Case Presentation: A 35-year-old male with a history of schizophrenia, bipolar disorder, and methamphetamine abuse presented to the ED with chest pain. The patient had a long history of inserting 5cm long sewing needles into his body with the belief that this would improve his health. He stated that he had placed a needle in his chest because of chest discomfort to “help to heal the heart attack”. CT chest performed at that time demonstrated a metallic foreign body in the left ventricle as well as multiple radiopaque foreign bodies (needles) within the soft tissue of the anterior abdomen including the anterior peritoneal cavity with the tip adjacent to the mid transverse colon His CBC, CMP, and LFTs were unremarkable. Troponin was 0.847 and EKG showed Sinus rhythm with occasional premature ventricular complexes. Patient was started on beta blocker and monitored on telemetry, and CT was obtained which showed a 5.8 cm straight sewing needle present within the left ventricle and extending from the anterior apical myocardium with trace pericardial effusion. Cardiology was consulted for emergent Echocardiogram which indicated that the needle had tracked into the left ventricle. Cardiothoracic surgery offered emergent surgery for needle removal but the patient declined. Psychiatry and the Ethics Board were consulted and the patient was deemed non-decisional. 5 days after admission, the patient underwent open heart surgery to remove the needle. He successfully recovered and was discharged to the behavioral health inpatient ward.

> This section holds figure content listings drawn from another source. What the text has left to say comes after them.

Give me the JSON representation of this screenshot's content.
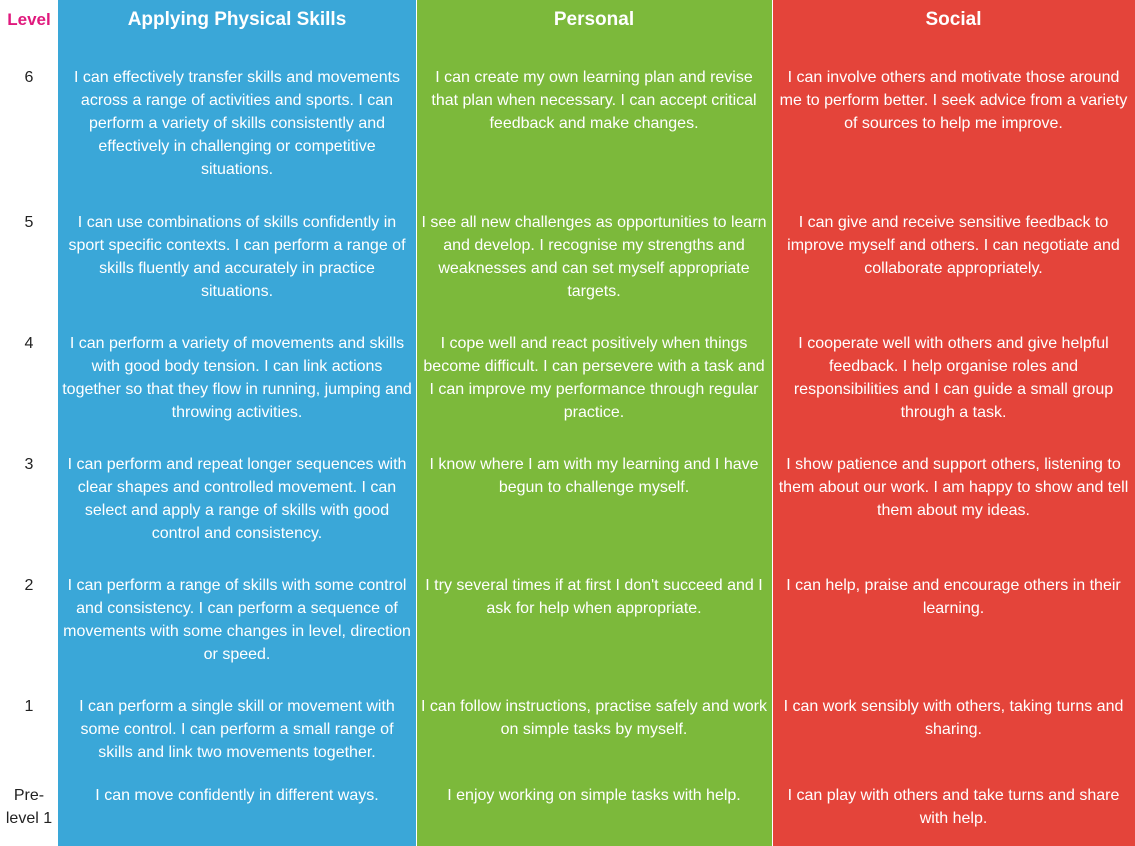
{
  "header": {
    "level": "Level",
    "physical": "Applying Physical Skills",
    "personal": "Personal",
    "social": "Social"
  },
  "colors": {
    "physical": "#3aa7d8",
    "personal": "#7cb93b",
    "social": "#e4443a",
    "level_header": "#e0197d"
  },
  "rows": [
    {
      "level": "6",
      "physical": "I can effectively transfer skills and movements across a range of activities and sports. I can perform a variety of skills consistently and effectively in challenging or competitive situations.",
      "personal": "I can create my own learning plan and revise that plan when necessary. I can accept critical feedback and make changes.",
      "social": "I can involve others and motivate those around me to perform better. I seek advice from a variety of sources to help me improve."
    },
    {
      "level": "5",
      "physical": "I can use combinations of skills confidently in sport specific contexts. I can perform a range of skills fluently and accurately in practice situations.",
      "personal": "I see all new challenges as opportunities to learn and develop. I recognise my strengths and weaknesses and can set myself appropriate targets.",
      "social": "I can give and receive sensitive feedback to improve myself and others. I can negotiate and collaborate appropriately."
    },
    {
      "level": "4",
      "physical": "I can perform a variety of movements and skills with good body tension. I can link actions together so that they flow in running, jumping and throwing activities.",
      "personal": "I cope well and react positively when things become difficult. I can persevere with a task and I can improve my performance through regular practice.",
      "social": "I cooperate well with others and give helpful feedback. I help organise roles and responsibilities and I can guide a small group through a task."
    },
    {
      "level": "3",
      "physical": "I can perform and repeat longer sequences with clear shapes and controlled movement. I can select and apply a range of skills with good control and consistency.",
      "personal": "I know where I am with my learning and I have begun to challenge myself.",
      "social": "I show patience and support others, listening to them about our work. I am happy to show and tell them about my ideas."
    },
    {
      "level": "2",
      "physical": "I can perform a range of skills with some control and consistency. I can perform a sequence of movements with some changes in level, direction or speed.",
      "personal": "I try several times if at first I don't succeed and I ask for help when appropriate.",
      "social": "I can help, praise and encourage others in their learning."
    },
    {
      "level": "1",
      "physical": "I can perform a single skill or movement with some control. I can perform a small range of skills and link two movements together.",
      "personal": "I can follow instructions, practise safely and work on simple tasks by myself.",
      "social": "I can work sensibly with others, taking turns and sharing."
    },
    {
      "level": "Pre-level 1",
      "physical": "I can move confidently in different ways.",
      "personal": "I enjoy working on simple tasks with help.",
      "social": "I can play with others and take turns and share with help."
    }
  ]
}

Discussion: This is a rare presentation of an intentional self-inflicted sewing needle that tracked into and penetrated the left ventricle. There are less than 50 similar cases reported. Foreign bodies to the heart present possible life-threatening complications that need emergent surgical intervention. It is still worth considering the ethical complications as well. In this case, the patient’s autonomy was called into question. While the patient denied any suicidal ideation, he was deemed non-decisional due to self-injurious behavior, and the surgery proceeded.
Conclusions: This case presents a rare complication of an intentional self-inflicted sewing needle placed into the chest. While the management of this case was ultimately surgical intervention, this case had clinical, ethical, and decisional capacity implications that are common for the Hospitalist Provider.